3. The laser processing device for edge cleaning in the thin film battery industry according to claim 2, wherein a plurality of stoppers (34) are arranged on two adjacent surfaces above the vacuum adsorption platform (32), and the stoppers (34) are fixedly arranged on the vacuum adsorption platform (32).

4. A laser processing apparatus for cleaning edges in thin film battery industry according to claim 3, wherein the Z-axis assembly (5) comprises a Z-axis driving mechanism (51), a moving plate (52) connected with the Z-axis driving mechanism (51), and a fixed plate (53) disposed on the moving plate (52), the Z-axis driving mechanism (51) is fixedly mounted on the sliding plate (43), the optical assembly (6) is fixedly mounted on the moving plate (52), and the fixed plate (53) is fixedly mounted on the moving plate (52).
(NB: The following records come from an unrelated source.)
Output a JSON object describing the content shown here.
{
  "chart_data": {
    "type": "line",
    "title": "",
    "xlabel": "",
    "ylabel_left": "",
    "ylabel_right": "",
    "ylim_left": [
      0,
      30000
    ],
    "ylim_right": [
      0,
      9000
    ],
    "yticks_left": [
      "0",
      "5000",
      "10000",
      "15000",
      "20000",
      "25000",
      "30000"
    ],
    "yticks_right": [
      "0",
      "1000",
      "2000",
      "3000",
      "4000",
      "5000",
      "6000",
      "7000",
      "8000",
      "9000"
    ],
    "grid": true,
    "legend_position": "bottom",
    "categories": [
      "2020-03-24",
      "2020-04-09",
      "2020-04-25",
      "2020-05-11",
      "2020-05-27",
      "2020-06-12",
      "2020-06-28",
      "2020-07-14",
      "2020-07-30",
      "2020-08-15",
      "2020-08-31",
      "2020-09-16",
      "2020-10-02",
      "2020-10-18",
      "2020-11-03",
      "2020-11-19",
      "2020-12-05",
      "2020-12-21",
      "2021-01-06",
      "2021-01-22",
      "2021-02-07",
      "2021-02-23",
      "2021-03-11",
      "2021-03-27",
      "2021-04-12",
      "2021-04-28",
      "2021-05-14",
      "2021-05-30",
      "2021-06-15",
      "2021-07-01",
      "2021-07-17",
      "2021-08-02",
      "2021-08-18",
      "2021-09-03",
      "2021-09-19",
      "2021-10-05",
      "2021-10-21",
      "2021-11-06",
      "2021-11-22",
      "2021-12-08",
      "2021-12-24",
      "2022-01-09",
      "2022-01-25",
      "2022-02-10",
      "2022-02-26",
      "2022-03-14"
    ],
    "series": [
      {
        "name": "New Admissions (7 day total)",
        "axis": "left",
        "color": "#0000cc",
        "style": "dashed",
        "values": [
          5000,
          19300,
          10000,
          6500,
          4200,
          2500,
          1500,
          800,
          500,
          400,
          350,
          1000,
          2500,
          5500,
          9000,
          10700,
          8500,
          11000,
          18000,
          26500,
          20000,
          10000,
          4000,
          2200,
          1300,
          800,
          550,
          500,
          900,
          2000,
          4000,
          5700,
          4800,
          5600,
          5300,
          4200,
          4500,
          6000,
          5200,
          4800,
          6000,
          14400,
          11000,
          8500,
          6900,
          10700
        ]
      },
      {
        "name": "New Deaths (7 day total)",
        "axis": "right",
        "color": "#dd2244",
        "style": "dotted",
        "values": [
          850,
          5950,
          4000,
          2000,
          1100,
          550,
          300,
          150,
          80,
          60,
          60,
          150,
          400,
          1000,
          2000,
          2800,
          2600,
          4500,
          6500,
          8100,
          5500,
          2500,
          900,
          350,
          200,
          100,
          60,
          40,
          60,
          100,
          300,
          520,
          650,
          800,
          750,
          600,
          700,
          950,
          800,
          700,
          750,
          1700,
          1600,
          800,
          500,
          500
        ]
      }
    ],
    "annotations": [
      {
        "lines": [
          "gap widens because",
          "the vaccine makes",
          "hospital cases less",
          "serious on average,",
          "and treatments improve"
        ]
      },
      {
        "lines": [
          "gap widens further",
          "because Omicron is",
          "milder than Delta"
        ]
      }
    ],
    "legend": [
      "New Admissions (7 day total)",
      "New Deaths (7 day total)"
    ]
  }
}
5. The laser processing device for edge cleaning in the thin film battery industry according to claim 4, wherein the optical assembly (6) comprises a positioning assembly (61), a vibrating mirror (62) arranged on one side of the positioning assembly (61) and a field lens (63) connected with the vibrating mirror (62), the positioning assembly (61) is fixedly arranged on the side face of the fixed plate (53), the vibrating mirror (62) is fixedly arranged on the movable plate (52) and is positioned in the fixed plate (53), and the field lens (63) is arranged below the vibrating mirror (62).

6. The laser processing device for cleaning edges in the thin film battery industry according to claim 5, wherein the section of the fixed plate (53) is concave, and a square groove is formed in one side, away from the movable plate (52), of the fixed plate (53).

7. The laser processing apparatus for cleaning edges of thin film battery industry according to claim 6, wherein the positioning component (61) is a lens.